Search Engine Conversion Tracking vs Google Analytics

First, let's investigate why we would want to use Google, Yahoo and Microsoft conversion tracking instead of just using Google Analytics.

Each method for measuring conversions has a different way of selecting the source to attribute a conversion to. It is a little bit like selecting tax lots when selling a stock. FIFO or LIFO. You can attribute the conversion to the original source and keyword or to the final source and keyword. Google Analytics always attributes conversions to the most recent source of visit to the site. So, if someone clicks on a PPC ad, bookmarks the site and then returns and purchases, Google Analytics attributes the conversion to the bookmark visit.

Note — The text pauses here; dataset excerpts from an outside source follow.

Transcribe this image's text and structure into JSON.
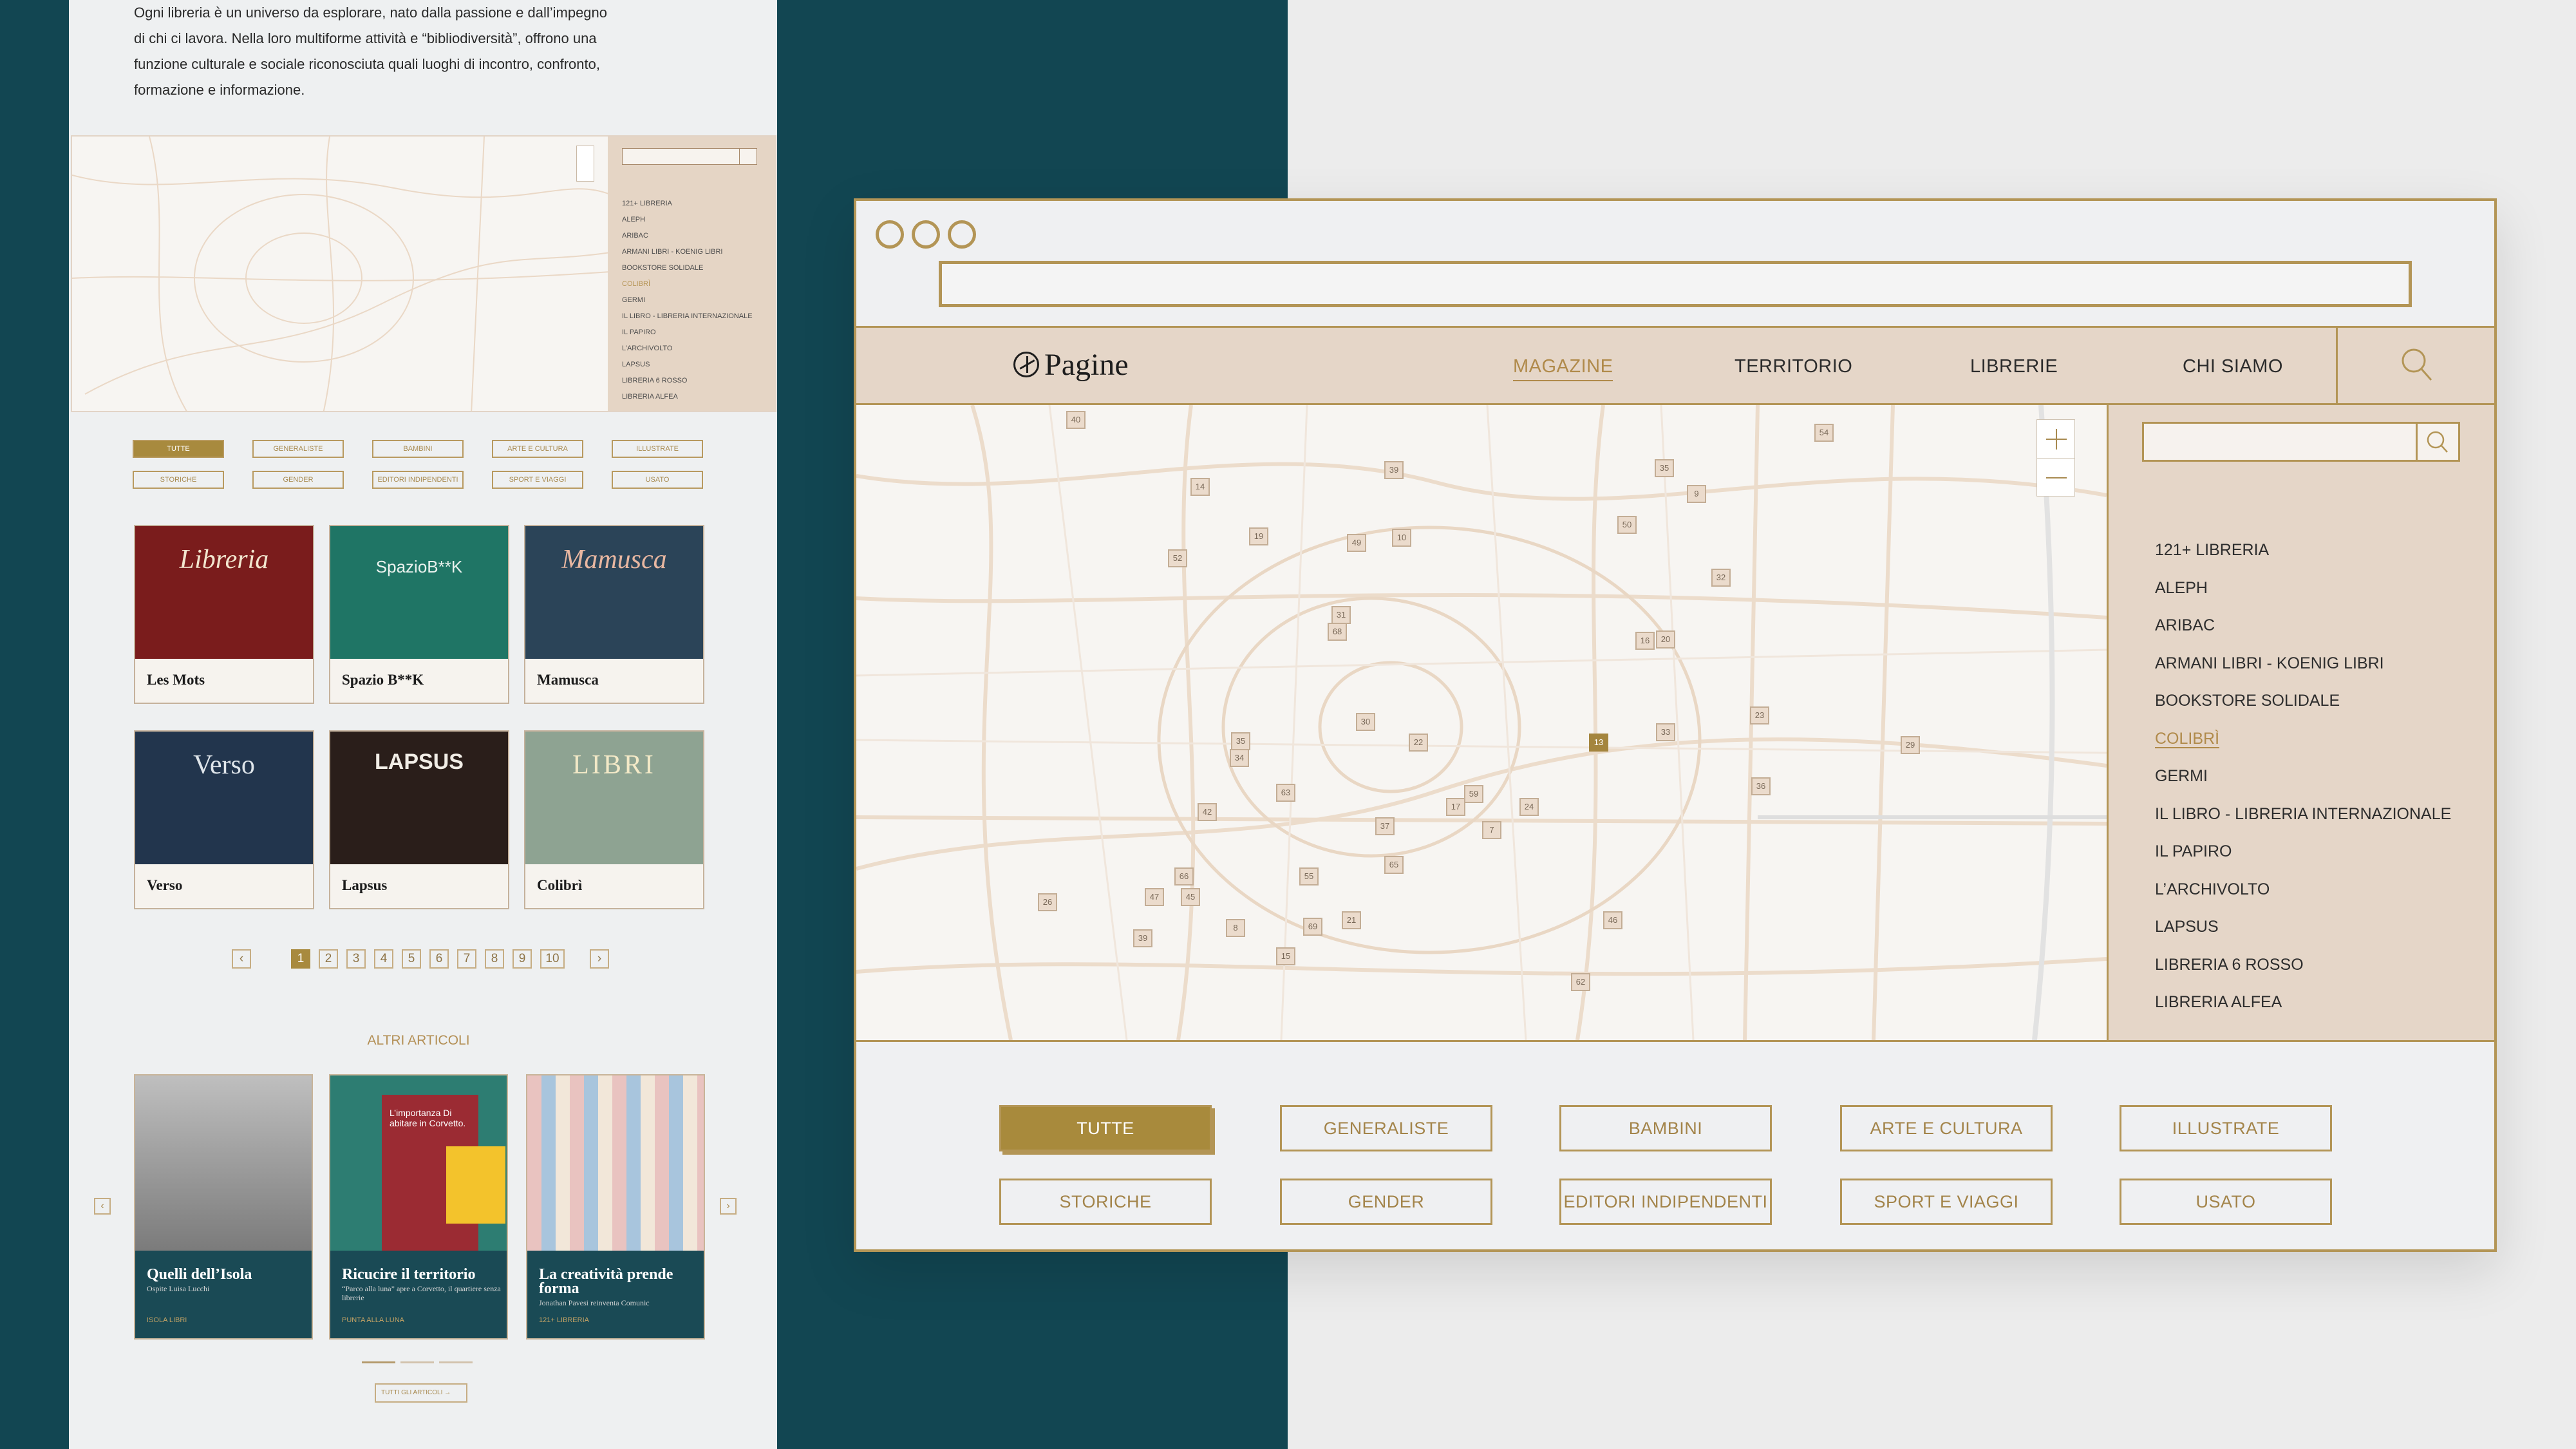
{
  "left": {
    "intro": [
      "Ogni libreria è un universo da esplorare, nato dalla passione e dall’impegno",
      "di chi ci lavora. Nella loro multiforme attività e “bibliodiversità”, offrono una",
      "funzione culturale e sociale riconosciuta quali luoghi di incontro, confronto,",
      "formazione e informazione."
    ],
    "mini_list": [
      "121+ LIBRERIA",
      "ALEPH",
      "ARIBAC",
      "ARMANI LIBRI - KOENIG LIBRI",
      "BOOKSTORE SOLIDALE",
      "COLIBRÌ",
      "GERMI",
      "IL LIBRO - LIBRERIA INTERNAZIONALE",
      "IL PAPIRO",
      "L’ARCHIVOLTO",
      "LAPSUS",
      "LIBRERIA 6 ROSSO",
      "LIBRERIA ALFEA"
    ],
    "mini_categories": [
      "TUTTE",
      "GENERALISTE",
      "BAMBINI",
      "ARTE E CULTURA",
      "ILLUSTRATE",
      "STORICHE",
      "GENDER",
      "EDITORI INDIPENDENTI",
      "SPORT E VIAGGI",
      "USATO"
    ],
    "cards": [
      {
        "title": "Les Mots",
        "sign": "Libreria"
      },
      {
        "title": "Spazio B**K",
        "sign": "SpazioB**K"
      },
      {
        "title": "Mamusca",
        "sign": "Mamusca"
      },
      {
        "title": "Verso",
        "sign": "Verso"
      },
      {
        "title": "Lapsus",
        "sign": "LAPSUS"
      },
      {
        "title": "Colibrì",
        "sign": "LIBRI"
      }
    ],
    "pages": [
      "1",
      "2",
      "3",
      "4",
      "5",
      "6",
      "7",
      "8",
      "9",
      "10"
    ],
    "altri_label": "ALTRI ARTICOLI",
    "articles": [
      {
        "title": "Quelli dell’Isola",
        "sub": "Ospite Luisa Lucchi",
        "tag": "ISOLA LIBRI"
      },
      {
        "title": "Ricucire il territorio",
        "sub": "“Parco alla luna” apre a Corvetto, il quartiere senza librerie",
        "tag": "PUNTA ALLA LUNA",
        "overlay": "L’importanza Di abitare in Corvetto."
      },
      {
        "title": "La creatività prende forma",
        "sub": "Jonathan Pavesi reinventa Comunic",
        "tag": "121+ LIBRERIA"
      }
    ],
    "all_label": "TUTTI GLI ARTICOLI"
  },
  "browser": {
    "logo": "Pagine",
    "nav": [
      "MAGAZINE",
      "TERRITORIO",
      "LIBRERIE",
      "CHI SIAMO"
    ],
    "search_placeholder": "",
    "bookshops": [
      "121+ LIBRERIA",
      "ALEPH",
      "ARIBAC",
      "ARMANI LIBRI - KOENIG LIBRI",
      "BOOKSTORE SOLIDALE",
      "COLIBRÌ",
      "GERMI",
      "IL LIBRO - LIBRERIA INTERNAZIONALE",
      "IL PAPIRO",
      "L’ARCHIVOLTO",
      "LAPSUS",
      "LIBRERIA 6 ROSSO",
      "LIBRERIA ALFEA"
    ],
    "active_bookshop": "COLIBRÌ",
    "filters": [
      "TUTTE",
      "GENERALISTE",
      "BAMBINI",
      "ARTE E CULTURA",
      "ILLUSTRATE",
      "STORICHE",
      "GENDER",
      "EDITORI INDIPENDENTI",
      "SPORT E VIAGGI",
      "USATO"
    ],
    "active_filter": "TUTTE",
    "markers": [
      "40",
      "54",
      "14",
      "39",
      "35",
      "9",
      "52",
      "19",
      "49",
      "10",
      "50",
      "32",
      "31",
      "68",
      "16",
      "20",
      "30",
      "22",
      "13",
      "33",
      "23",
      "29",
      "35",
      "34",
      "63",
      "17",
      "59",
      "24",
      "36",
      "42",
      "37",
      "7",
      "65",
      "66",
      "55",
      "47",
      "45",
      "8",
      "21",
      "69",
      "46",
      "26",
      "39",
      "15",
      "62"
    ],
    "selected_marker": "13"
  },
  "colors": {
    "teal": "#124652",
    "gold": "#b39556",
    "sand": "#e5d6c8"
  }
}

The downside of this approach is that you'd really want to credit that PPC visit since that is how the customer initially found the site. There are some ways to try to overcome this with the Google Analytics nooverride tag

The conversion tracking tags on Adwords, adCenter and Yahoo all attribute the conversion back to the last click. That is a pretty good approach. The one situation this doesn't cover is when a person clicks on a category search ad (e.g., plumber) and then searches again for the plumber (e.g., joe's plumbing) and takes an action on the second click. In this case, Joe might think he is getting more brand search conversions than he really is but at least is tracking them back to the appropriate search engine.

Matching Conversion to Click

We import a daily feed of Google data and display it on our reporting dashboard. We realized that in some cases our count of conversions didn't match the Adwords data. Impressions and clicks matched but not conversions. We did some digging and determined that Google attributes conversions back to the day that the click occurred. If a click happens on Day 1 and the conversion happens on Day 3, Google Adwords will show the conversion on the report for Day 1 even though it happened 2 days later. That explains why our conversion counts weren't working. We were grabbing the report and not going back in time to update any late conversions. According to Google, they update conversion counts for up to 30 days after the date of the click.

When looking into adCenter, we determined that Microsoft attributes the conversion to the date of conversion. In the example above, the Day 1 click with the Day 3 conversion gets attributed to Day 3. Here is an FAQ on adCenter that covers this.

We are still looking into Yahoo's approach. I'll update this post when I figure it out.